Le profilage est réalisé tant par les plateformes numériques telles qu'Amazon, Uber, Google, que par les réseaux sociaux comme Twitter ou Instagram.

Prenons l'exemple de Facebook. Le célèbre réseau collecte tout d'abord les données de ses utilisateurs : ses centres d'intérêts, orientations politiques, sexuelles, religieuses mais également sa géolocalisation, ses habitudes de consommation.
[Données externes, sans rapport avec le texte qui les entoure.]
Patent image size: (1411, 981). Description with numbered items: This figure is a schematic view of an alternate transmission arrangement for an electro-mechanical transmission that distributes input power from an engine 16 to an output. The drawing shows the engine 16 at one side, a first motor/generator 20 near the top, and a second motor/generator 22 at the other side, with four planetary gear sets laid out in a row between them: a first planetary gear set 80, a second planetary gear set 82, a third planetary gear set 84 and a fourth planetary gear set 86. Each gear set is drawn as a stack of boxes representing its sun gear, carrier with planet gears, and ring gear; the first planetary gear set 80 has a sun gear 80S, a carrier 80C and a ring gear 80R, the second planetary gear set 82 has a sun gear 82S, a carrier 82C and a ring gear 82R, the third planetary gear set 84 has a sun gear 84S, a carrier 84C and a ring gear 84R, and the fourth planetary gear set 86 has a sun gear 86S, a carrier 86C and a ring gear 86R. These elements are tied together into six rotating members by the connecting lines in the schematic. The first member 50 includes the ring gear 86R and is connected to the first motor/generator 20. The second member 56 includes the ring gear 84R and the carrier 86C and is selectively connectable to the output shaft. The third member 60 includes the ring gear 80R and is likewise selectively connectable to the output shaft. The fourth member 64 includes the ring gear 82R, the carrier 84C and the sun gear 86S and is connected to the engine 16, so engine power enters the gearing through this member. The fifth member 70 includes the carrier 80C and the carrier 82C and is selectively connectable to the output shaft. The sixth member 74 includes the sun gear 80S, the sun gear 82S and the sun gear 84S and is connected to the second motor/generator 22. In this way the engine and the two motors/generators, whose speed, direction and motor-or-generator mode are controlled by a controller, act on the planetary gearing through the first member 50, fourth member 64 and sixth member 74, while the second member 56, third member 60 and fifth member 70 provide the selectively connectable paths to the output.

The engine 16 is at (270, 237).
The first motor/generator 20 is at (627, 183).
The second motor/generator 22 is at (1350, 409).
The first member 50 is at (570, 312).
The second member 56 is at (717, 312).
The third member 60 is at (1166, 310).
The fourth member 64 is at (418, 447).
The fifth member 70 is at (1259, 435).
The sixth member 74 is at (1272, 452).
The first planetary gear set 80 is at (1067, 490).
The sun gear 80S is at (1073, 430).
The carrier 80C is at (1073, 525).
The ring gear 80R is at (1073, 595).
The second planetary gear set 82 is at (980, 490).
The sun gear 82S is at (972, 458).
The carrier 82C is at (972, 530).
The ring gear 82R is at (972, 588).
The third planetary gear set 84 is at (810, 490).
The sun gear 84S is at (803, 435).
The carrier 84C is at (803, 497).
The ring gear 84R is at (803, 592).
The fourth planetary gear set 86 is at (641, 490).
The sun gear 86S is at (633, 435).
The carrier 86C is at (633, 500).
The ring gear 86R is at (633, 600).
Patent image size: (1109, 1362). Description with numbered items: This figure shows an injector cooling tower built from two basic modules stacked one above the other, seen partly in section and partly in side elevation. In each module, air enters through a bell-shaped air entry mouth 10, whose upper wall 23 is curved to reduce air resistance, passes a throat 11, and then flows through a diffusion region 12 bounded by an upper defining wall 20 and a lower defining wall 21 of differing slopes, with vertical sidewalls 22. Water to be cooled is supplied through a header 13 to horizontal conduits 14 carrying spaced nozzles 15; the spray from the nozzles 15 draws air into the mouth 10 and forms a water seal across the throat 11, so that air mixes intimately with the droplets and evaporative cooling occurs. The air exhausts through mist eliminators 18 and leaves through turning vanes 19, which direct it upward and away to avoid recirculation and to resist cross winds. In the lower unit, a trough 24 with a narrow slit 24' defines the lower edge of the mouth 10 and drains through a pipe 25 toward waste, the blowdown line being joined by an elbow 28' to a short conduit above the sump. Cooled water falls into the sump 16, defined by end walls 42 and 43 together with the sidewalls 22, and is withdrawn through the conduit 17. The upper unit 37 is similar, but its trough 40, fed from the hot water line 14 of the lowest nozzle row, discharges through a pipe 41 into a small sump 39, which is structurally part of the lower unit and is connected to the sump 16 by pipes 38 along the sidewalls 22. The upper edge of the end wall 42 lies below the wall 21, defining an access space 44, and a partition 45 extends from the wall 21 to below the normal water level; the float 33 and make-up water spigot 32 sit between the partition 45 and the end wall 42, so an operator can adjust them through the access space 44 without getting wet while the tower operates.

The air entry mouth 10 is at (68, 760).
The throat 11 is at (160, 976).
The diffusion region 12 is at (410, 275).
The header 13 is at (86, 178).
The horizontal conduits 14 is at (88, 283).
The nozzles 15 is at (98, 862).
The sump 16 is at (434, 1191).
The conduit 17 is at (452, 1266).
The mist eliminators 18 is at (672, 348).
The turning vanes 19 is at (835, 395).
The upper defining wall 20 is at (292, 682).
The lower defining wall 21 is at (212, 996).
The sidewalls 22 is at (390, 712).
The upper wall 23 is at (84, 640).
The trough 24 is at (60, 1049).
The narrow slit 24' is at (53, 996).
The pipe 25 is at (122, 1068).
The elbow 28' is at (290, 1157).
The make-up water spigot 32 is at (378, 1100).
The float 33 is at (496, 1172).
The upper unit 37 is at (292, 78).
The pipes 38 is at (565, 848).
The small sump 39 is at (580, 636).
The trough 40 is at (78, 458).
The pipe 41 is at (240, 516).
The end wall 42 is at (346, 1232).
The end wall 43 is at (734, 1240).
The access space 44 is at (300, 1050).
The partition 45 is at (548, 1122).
Il est en capacité de retracer la vie quotidienne d'une personne, sans même qu'elle puisse le contrôler efficacement.

 

En février 2020, le géant a annoncé qu’il rachetait la startup britannique Scape Technologies qui propose une technologie permettant de se défaire des méthodes traditionnelles de géolocalisation, c’est-à-dire à l’aide du GPS. La technologie développée consiste à exploiter l’intelligence artificielle de reconnaissance visuelle, associée aux caméras des smartphones ou tablettes, sur lesquelles seront activés les comptes du réseau social. Ce dernier pourra analyser les références précises de son environnement, comme les monuments, ou autres indices géographiques. Puis, à l’aide d’un système de cartographie qui transforme les photos et vidéos en imagerie 3D, Facebook pourrait retrouver la localisation de l’individu.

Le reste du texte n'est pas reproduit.